Subtraction maps were generated from auto-aligned (EyeIC, Narbeth, PA) baseline and follow up images using Adobe Photoshop software. They demonstrate progressive retinal nerve fiber layer (RNFL) defects, optic disc hemorrhage (DH), neuroretinal rim loss (RL), and peripapillary atrophy (PPA). A masked glaucoma specialist identified features of progression on subtraction map first, then assessed feature strength by comparison with original images using flicker. Control images with no progression and parallax-only images were included.

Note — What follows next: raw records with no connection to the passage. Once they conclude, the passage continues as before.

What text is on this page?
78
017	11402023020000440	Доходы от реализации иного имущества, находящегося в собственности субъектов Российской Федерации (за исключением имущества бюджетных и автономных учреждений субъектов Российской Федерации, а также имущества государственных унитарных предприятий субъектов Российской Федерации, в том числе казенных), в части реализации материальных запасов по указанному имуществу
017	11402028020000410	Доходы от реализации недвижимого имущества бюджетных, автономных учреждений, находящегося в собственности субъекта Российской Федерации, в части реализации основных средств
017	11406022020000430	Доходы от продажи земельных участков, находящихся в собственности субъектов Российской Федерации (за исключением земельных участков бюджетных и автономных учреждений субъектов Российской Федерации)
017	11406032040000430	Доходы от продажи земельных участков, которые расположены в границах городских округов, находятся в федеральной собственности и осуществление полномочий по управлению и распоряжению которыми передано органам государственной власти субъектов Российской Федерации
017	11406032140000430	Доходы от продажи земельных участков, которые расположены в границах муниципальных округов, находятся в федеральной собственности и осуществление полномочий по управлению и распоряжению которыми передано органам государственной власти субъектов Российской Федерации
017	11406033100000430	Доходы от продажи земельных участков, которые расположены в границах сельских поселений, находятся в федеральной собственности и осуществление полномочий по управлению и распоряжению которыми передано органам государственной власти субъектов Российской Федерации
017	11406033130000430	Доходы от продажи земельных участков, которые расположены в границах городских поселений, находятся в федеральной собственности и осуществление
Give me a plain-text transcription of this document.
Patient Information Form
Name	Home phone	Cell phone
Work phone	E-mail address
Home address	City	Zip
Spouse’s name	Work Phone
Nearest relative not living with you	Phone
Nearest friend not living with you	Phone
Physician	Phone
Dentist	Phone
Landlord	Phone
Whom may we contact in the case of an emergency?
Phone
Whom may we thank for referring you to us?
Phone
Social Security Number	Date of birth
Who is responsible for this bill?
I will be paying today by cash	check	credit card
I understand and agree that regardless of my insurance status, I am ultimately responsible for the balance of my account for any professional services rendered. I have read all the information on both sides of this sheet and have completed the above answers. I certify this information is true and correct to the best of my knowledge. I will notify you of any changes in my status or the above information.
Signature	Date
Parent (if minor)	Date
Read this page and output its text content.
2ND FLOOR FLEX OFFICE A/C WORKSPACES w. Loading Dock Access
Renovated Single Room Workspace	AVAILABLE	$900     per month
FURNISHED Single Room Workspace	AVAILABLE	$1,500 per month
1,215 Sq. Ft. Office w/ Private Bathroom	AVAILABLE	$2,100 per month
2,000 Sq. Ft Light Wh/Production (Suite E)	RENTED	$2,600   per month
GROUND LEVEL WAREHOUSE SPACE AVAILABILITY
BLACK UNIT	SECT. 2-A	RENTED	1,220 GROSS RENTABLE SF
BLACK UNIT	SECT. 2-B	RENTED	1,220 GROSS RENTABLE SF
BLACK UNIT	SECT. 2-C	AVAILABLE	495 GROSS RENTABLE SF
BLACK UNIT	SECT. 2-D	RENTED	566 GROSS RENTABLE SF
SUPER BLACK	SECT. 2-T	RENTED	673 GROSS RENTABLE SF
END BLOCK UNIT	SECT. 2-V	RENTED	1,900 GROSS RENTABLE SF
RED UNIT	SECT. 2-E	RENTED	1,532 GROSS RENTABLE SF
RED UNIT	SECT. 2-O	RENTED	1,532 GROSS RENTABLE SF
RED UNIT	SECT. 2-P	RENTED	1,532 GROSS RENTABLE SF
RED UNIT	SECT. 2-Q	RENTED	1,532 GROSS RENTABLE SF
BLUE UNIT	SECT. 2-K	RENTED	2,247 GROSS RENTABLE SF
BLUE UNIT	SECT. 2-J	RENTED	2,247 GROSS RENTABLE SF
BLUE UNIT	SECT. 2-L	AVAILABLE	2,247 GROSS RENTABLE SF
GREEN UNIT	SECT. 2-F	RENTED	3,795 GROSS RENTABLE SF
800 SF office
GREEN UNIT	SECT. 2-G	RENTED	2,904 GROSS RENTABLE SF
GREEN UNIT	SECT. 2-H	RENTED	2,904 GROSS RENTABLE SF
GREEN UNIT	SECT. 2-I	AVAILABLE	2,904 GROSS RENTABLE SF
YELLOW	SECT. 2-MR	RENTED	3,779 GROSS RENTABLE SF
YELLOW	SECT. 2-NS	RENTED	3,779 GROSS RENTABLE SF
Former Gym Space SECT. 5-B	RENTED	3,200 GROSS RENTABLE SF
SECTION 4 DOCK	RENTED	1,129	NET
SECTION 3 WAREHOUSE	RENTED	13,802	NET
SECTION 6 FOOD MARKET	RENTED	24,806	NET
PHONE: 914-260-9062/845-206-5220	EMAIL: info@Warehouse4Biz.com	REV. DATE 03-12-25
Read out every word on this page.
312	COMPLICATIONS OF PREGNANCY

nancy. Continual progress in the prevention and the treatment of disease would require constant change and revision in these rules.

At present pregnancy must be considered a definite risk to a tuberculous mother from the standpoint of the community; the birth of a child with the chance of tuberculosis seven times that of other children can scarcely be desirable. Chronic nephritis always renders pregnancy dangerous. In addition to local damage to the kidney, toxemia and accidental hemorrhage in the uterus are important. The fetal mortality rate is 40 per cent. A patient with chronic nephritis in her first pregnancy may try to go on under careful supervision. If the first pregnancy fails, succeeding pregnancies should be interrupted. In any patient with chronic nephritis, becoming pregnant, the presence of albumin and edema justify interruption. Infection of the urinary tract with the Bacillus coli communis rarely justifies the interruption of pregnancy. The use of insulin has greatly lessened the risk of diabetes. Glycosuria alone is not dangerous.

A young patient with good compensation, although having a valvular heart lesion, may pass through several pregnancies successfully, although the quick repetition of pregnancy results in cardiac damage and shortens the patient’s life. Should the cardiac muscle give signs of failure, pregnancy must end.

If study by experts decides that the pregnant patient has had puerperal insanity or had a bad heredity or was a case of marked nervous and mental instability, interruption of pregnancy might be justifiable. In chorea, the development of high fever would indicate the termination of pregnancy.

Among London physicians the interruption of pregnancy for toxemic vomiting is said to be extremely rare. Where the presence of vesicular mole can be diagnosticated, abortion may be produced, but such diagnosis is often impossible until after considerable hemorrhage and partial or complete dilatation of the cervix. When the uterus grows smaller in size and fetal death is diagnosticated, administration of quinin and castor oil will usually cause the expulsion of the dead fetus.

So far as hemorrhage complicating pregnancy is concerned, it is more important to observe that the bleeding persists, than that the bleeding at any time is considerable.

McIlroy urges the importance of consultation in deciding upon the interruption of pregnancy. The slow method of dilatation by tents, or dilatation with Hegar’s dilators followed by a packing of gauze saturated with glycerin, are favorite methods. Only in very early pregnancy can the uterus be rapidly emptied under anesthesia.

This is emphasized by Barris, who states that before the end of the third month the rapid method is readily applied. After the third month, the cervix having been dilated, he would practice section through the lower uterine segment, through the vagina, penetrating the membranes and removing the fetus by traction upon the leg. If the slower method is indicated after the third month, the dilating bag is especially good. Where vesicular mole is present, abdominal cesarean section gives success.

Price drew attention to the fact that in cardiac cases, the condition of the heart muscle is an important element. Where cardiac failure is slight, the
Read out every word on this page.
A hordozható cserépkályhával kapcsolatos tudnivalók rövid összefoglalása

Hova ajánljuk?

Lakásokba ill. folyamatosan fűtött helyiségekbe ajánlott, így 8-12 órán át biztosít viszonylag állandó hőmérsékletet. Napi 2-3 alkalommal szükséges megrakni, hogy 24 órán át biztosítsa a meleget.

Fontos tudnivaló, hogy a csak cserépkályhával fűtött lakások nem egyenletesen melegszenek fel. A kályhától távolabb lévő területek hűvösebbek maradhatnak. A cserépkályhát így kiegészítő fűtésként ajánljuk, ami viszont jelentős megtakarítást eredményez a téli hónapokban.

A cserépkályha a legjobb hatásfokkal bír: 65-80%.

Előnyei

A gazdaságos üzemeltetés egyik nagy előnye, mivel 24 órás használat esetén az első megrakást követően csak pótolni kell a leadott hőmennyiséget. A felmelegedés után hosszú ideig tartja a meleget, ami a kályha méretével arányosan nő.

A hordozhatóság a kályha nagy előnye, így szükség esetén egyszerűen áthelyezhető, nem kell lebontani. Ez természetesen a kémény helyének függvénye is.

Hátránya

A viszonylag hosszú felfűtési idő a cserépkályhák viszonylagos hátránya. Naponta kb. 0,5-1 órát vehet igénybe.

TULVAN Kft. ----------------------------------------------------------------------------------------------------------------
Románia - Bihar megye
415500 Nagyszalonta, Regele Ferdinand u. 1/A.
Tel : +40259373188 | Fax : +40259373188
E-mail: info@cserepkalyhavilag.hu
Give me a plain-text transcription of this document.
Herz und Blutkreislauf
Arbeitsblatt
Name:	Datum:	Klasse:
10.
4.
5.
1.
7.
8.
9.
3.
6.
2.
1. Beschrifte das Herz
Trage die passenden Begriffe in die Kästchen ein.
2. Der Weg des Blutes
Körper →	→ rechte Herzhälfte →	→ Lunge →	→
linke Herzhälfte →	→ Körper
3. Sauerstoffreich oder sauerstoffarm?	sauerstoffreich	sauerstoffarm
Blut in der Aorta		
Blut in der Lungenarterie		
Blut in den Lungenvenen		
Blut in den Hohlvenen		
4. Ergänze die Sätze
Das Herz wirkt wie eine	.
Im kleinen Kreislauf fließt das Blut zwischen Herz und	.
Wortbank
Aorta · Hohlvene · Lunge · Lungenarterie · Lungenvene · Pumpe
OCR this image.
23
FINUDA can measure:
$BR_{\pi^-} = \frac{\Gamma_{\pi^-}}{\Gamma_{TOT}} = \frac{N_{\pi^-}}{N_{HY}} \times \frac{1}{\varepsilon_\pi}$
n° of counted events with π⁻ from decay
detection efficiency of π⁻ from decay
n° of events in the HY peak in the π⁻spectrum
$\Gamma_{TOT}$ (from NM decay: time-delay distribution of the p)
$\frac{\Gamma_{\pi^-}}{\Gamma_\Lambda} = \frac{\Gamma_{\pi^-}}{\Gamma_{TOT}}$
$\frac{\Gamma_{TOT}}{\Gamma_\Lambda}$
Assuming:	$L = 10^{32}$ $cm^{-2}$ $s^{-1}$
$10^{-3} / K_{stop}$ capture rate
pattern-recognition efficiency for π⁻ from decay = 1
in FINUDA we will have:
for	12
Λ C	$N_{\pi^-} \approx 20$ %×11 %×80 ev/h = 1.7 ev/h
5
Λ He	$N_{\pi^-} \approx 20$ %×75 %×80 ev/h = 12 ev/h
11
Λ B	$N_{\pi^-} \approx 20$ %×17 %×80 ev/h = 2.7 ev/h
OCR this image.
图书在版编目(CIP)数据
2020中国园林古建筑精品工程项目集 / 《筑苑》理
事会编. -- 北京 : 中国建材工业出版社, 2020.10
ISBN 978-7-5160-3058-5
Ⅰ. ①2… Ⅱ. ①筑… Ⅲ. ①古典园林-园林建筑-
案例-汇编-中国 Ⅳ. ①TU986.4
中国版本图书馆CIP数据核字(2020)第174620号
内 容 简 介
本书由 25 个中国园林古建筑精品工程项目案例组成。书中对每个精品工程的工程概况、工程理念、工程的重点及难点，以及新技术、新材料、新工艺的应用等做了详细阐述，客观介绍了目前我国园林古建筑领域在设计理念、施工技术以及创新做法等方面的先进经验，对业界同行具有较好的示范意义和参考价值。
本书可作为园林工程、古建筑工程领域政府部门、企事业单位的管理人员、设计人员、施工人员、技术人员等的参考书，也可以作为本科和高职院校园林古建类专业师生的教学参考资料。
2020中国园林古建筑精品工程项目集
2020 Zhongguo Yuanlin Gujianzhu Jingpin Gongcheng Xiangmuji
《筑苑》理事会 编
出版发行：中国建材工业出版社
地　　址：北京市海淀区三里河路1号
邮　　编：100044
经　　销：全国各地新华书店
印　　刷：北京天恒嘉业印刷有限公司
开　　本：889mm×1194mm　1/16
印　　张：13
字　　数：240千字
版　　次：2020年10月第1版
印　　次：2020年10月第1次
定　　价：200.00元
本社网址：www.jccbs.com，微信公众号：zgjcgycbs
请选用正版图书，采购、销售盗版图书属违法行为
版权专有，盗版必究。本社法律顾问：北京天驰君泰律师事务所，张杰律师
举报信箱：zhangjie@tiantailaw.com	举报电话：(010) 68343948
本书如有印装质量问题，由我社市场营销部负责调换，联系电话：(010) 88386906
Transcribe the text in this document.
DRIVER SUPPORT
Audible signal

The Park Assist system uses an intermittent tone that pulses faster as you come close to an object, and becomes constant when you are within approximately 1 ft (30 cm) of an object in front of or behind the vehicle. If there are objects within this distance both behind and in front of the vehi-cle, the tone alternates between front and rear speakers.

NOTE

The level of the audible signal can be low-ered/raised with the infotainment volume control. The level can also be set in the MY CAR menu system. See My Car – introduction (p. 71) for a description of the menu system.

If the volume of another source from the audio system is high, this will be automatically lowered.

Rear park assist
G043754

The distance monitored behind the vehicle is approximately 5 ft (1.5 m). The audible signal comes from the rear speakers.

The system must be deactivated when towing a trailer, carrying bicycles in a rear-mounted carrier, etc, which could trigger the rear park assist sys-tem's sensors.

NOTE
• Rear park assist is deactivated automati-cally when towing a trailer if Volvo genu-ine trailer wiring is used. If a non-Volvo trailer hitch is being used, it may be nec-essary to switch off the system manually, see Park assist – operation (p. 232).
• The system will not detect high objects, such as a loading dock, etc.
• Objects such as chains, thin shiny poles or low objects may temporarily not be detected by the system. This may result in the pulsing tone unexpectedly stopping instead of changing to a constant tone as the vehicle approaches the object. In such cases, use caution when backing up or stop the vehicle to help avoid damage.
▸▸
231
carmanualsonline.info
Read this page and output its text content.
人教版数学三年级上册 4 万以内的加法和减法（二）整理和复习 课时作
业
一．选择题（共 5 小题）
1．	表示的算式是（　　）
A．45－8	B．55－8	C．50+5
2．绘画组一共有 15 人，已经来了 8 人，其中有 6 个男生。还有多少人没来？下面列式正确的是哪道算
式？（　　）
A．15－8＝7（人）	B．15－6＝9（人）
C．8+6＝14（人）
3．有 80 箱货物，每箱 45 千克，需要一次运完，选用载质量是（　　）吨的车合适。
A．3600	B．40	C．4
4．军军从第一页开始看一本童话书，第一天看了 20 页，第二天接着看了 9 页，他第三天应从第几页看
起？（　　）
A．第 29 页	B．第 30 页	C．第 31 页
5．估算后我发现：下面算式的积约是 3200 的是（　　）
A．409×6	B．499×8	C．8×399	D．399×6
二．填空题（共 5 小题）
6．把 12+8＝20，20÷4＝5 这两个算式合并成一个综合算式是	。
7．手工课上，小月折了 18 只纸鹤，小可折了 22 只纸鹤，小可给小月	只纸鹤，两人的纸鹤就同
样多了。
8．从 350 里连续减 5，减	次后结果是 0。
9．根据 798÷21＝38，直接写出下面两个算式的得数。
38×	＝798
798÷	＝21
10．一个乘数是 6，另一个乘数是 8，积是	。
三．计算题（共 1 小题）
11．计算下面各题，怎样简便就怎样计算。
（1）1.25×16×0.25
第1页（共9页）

Seventy-six eyes of 71 patients were used to generate subtraction maps that detected glaucoma progression in 87% of DH (n=31, Sensitivity (Se) 84%, Specificity (Sp) 98%) and 84% of PPA (n=32, Se 81%, Sp 98%) cases. The lowest rates of detection were seen with RL (67%, n=31, Se 65%, Sp 98%). The subtraction technique was most sensitive for detecting parallax (41 of 40, Se 98%, Sp 94%). All features of glaucoma progression appeared equally strong in flicker and subtraction images. However, parallax was stronger in 13% of subtraction maps overall and in 50% of images containing RNFL defects in particular. Among control images selected for absence of features of glaucomatous change (n=11) in original flicker images, no features were detected on subtraction maps.
ASSOP reliably detects features of glaucoma progression with a single static image. Parallax identification may also be facilitated. Future investigations should determine an algorithm that can be uniformly applied to any set of temporally-spaced and aligned images to create a subtraction map yielding the highest quality visualization of change.